Il gruppo rischia multa da 4,3 mld . In borsa -16%
di Massimo Galli
Fiat Chrysler ha inserito nei motori di 104 mila vetture diesel, vendute negli Stati Uniti, un software che consentiva di denunciare livelli di emissioni inquinanti inferiori a quelli reali: è l’accusa formulata dall’Epa (Environmental Protection Agency), l’agenzia del governo federale per la protezione ambientale.
Per il costruttore italo-americano si apre, quindi, un caso analogo alla vicenda Dieselgate che aveva colpito Volkswagen.
Una doccia fredda, quella proveniente da oltreoceano, che ha avuto immediate ripercussioni in borsa, dove il titolo Fca è crollato, chiudendo in calo del 16,14% a 8,78 euro. Forti vendite si sono abbattute anche su Exor, che ha ceduto oltre nove punti percentuali.

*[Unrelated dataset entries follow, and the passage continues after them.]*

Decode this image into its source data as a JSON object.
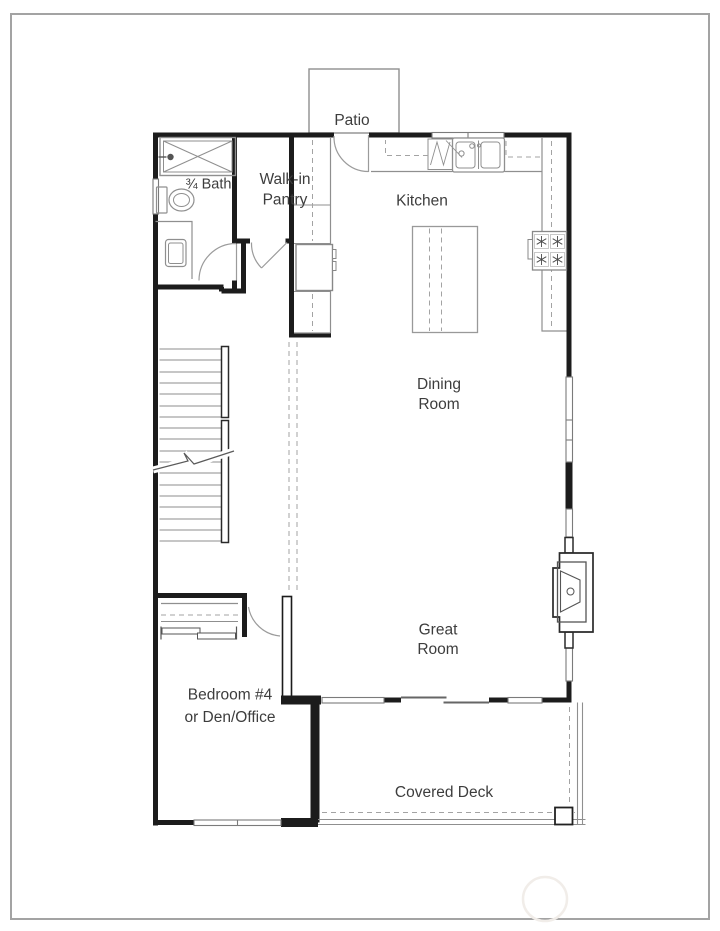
{
  "plan": {
    "type": "floor-plan",
    "rooms": {
      "patio": {
        "label": "Patio"
      },
      "bath": {
        "label": "¾ Bath"
      },
      "pantry": {
        "line1": "Walk-in",
        "line2": "Pantry"
      },
      "kitchen": {
        "label": "Kitchen"
      },
      "dining_room": {
        "line1": "Dining",
        "line2": "Room"
      },
      "great_room": {
        "line1": "Great",
        "line2": "Room"
      },
      "bedroom": {
        "line1": "Bedroom #4",
        "line2": "or Den/Office"
      },
      "covered_deck": {
        "label": "Covered Deck"
      }
    },
    "colors": {
      "background": "#ffffff",
      "frame": "#a3a3a3",
      "walls": "#1c1c1c",
      "fixtures": "#8f8f8f",
      "windows": "#7b7b7b",
      "dashed_lines": "#a3a3a3",
      "text": "#3d3d3d"
    }
  }
}
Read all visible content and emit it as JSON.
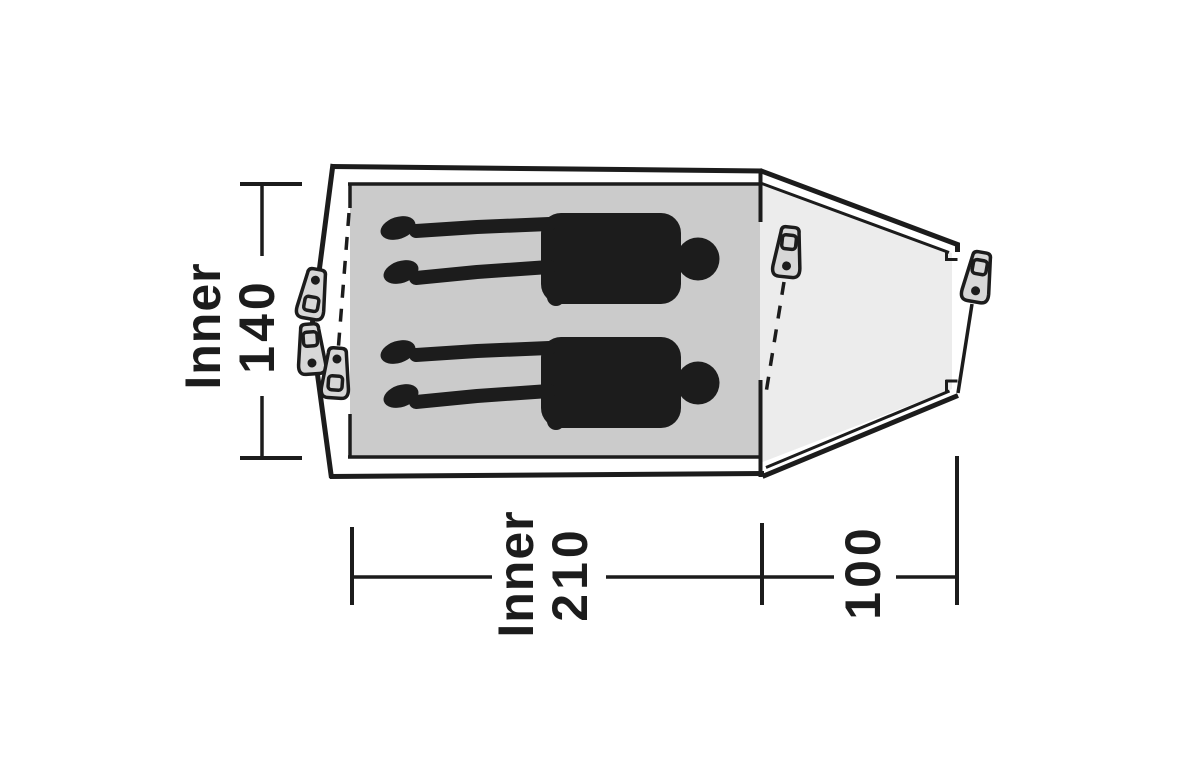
{
  "diagram": {
    "kind": "tent-floor-plan-top-view",
    "background": "#ffffff",
    "colors": {
      "line": "#1c1c1c",
      "inner_floor": "#cbcbcb",
      "porch": "#ececec",
      "peg_fill": "#d7d7d7",
      "silhouette": "#1c1c1c"
    },
    "dimensions": {
      "inner_width": {
        "word": "Inner",
        "value": "140"
      },
      "inner_length": {
        "word": "Inner",
        "value": "210"
      },
      "porch_depth": {
        "value": "100"
      }
    },
    "figures": {
      "person_count": 2,
      "peg_count": 5
    }
  }
}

Fca è stata raggiunta da una notifica di violazione del Clean Air Act, la legge che stabilisce le soglie di inquinamento. Nel mirino vi sarebbero i modelli di Jeep Grand Cherokee e di pick-up Dodge Ram 1500 con motori diesel da 3 litri prodotti fra il 2014 e il 2016. L’indagine dell’Epa si affianca a una analoga, arrivata alle stesse conclusioni, dell’ente California Air Resources Board (Carb). «Continuiamo a investigare la natura e l’impatto di questi dispositivi», ha dichiarato Cynthia Giles, dell’Epa. «Tutti i costruttori devono giocare secondo le stesse regole e continueremo a ritenere responsabili le compagnie che guadagnano un iniquo e illegale vantaggio competitivo».

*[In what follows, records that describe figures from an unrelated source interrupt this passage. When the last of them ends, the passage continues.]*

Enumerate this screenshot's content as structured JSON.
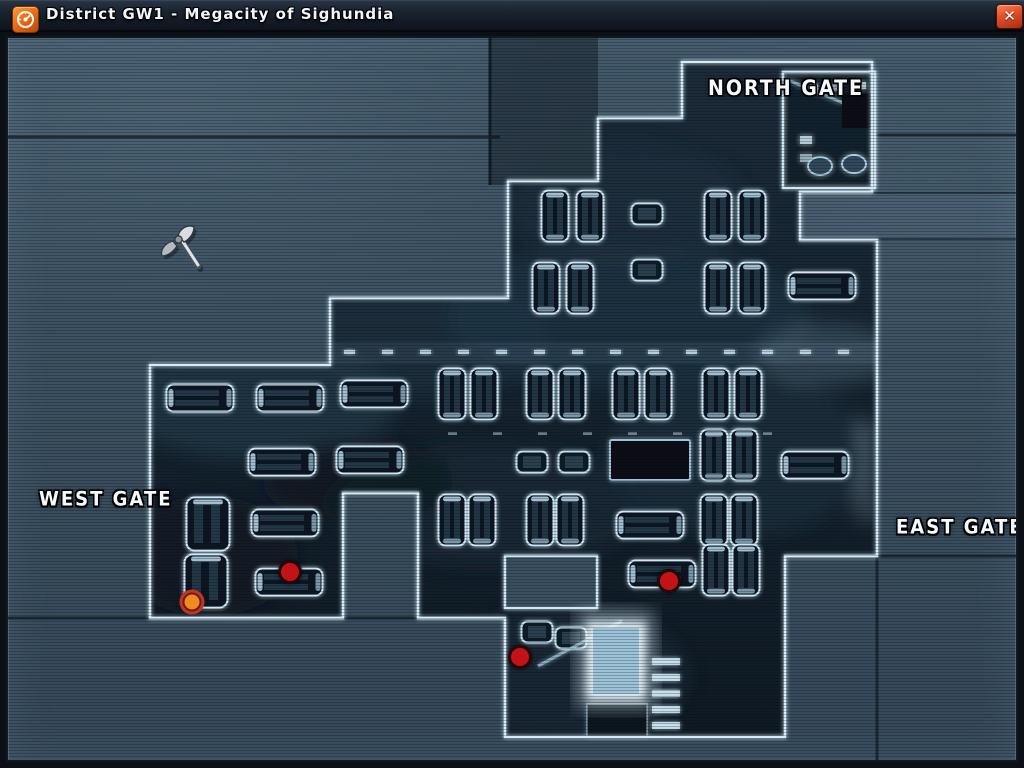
{
  "window": {
    "title": "District GW1 - Megacity of Sighundia"
  },
  "titlebar": {
    "icon": "district-gauge-icon",
    "close_label": "✕"
  },
  "map": {
    "gates": {
      "north": "NORTH GATE",
      "west": "WEST GATE",
      "east": "EAST GATE",
      "south": "SOUTH GATE"
    },
    "markers": [
      {
        "type": "selected",
        "x": 192,
        "y": 602
      },
      {
        "type": "enemy",
        "x": 290,
        "y": 572
      },
      {
        "type": "enemy",
        "x": 669,
        "y": 581
      },
      {
        "type": "enemy",
        "x": 520,
        "y": 657
      }
    ],
    "colors": {
      "marker_red": "#c21318",
      "marker_selected_center": "#ef8a1c",
      "outline_glow": "#d6ecf8",
      "background": "#3e5363",
      "compound": "#15232f",
      "accent_orange": "#e96c1e"
    }
  },
  "cursor": {
    "name": "battle-axe-cursor",
    "x": 160,
    "y": 224
  }
}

Le ha fatto eco Mary Nichols, presidente del Carb: «Ancora una volta una grande compagnia automobilistica ha preso la decisione imprenditoriale di eludere le regole ed essere colta sul fatto. Il Carb e l’Epa hanno preso l’impegno di aumentare i controlli in seguito agli sviluppi del caso Volkswagen, e questo è il risultato di questa collaborazione». L’Epa sostiene di avere rilevato nei motori almeno otto elementi software non dichiarati, che potrebbero aver portato alla rilevazione di livelli di emissione inferiori a quelli reali durante i test. È però ancora da stabilire se i dispositivi possano essere considerati illegali, cioè se siano stati inseriti con l’apposito intento di frodare le autorità, come quelli nei motori Volkswagen.
Dura la reazione dell’a.d. Sergio Marchionne, per il quale la situazione di Fiat Chrysler non ha nulla in comune con lo scandalo Vw ed è «assolutamente senza senso» fare confronti. Chi fa paragoni, ha aggiunto, «sta fumando qualcosa di illegale». Marchionne ha espresso delusione soprattutto per il fatto che l’Epa abbia reso pubblico l’avviso di violazione, visto che il dialogo con l’agenzia va avanti da più di un anno. Ed è «molto, molto strano» che tutto ciò sia accaduto una settimana prima del congedo di Barack Obama dalla presidenza Usa. Marchionne ha sostenuto con fermezza il corretto comportamento di Fca, che non ha fatto «nulla di illegale»: l’azienda «non sta imbrogliando» e non cerca di violare le normative.
Fiat Chrysler rischia una multa fino a 4,63 miliardi di dollari (4,35 mld euro), ma Marchionne non ha mostrato timore: «Il gruppo sopravviverà».